Roman Nicknames: El Pek

Walk with me through the evolution of David Pizarro's colloquial name:

First there was El Pequeño. The little one. That was too long, so it became El Peq. Then, a final bastardization and the nickname was settled: El Pek*. In other words, he couldn't even get the full word for little, it had to be shortened down. Ironic or a conscious call?

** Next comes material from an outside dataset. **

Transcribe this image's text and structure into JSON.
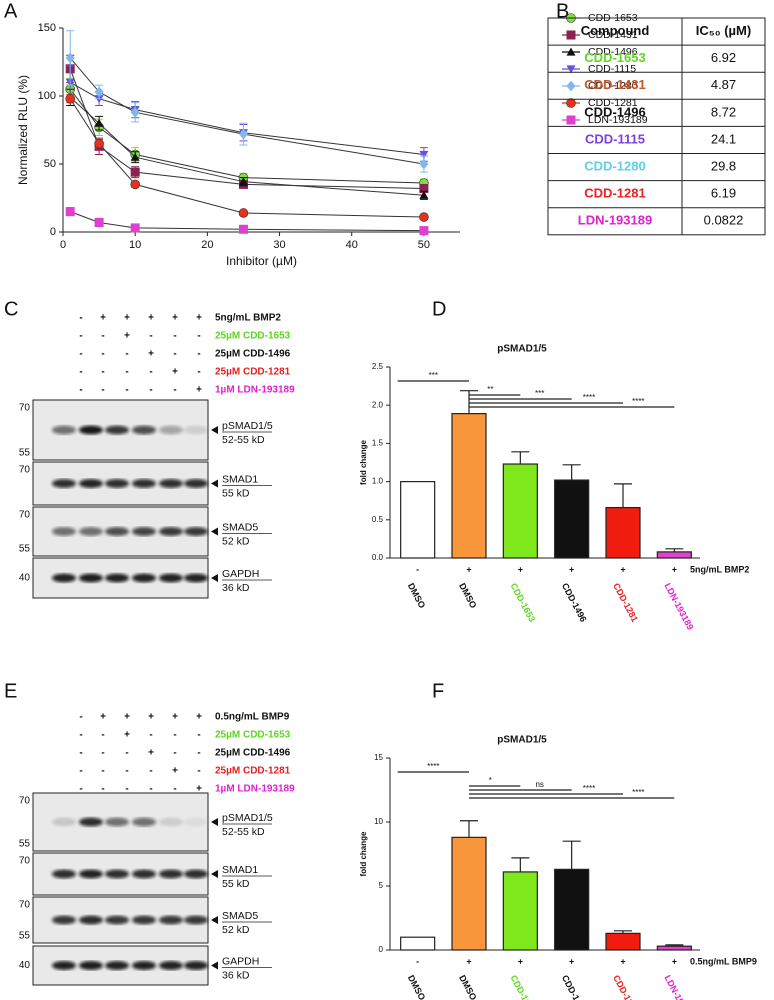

Bonus fun fact about El Pek: he's retired from the Chilean national team, because he thought the organization was too unprofessional at the time, and that he'd rather spend his time off with his family. In his home town of Valparaiso, high in the hills, he's done a face lift on his old neighborhood which, judging by surrounding areas was run down and beaten up. His entire family resides there now. I went there when I was in Chile last winter (because how could a romanista possibly resist the Roma connection half way around the world?), and it's very noticeable what a role model he is. Which is understandable, particularly in the area he grew up and has helped out as best he can. Also, on the way back from the cultural enlightening experience that was Pizarro's home, heading towards a less culturally refined experience (a visit at the house of Pablo Neruda), my little eye spied a replica of la lupa capitolina, sitting high on a pedestal in the center of town. What the what? At first I thought I was seeing things, thing no one else did; nostalgia induced by the Roma related visit. After all, what are the odds you'd run into the symbol of Rome there of all places? I never did get an answer to that, my enthusiastic inquires were met with shoulder shrugging in the context of 'oh that old thing? Who knows'.

*I will not even entertain the notion of the downright lazy Piza, or its related car crash of a nickname: Pizza. Get it, as in the food that's a staple of a balanced and healthy diet? Yeah, it's horrible.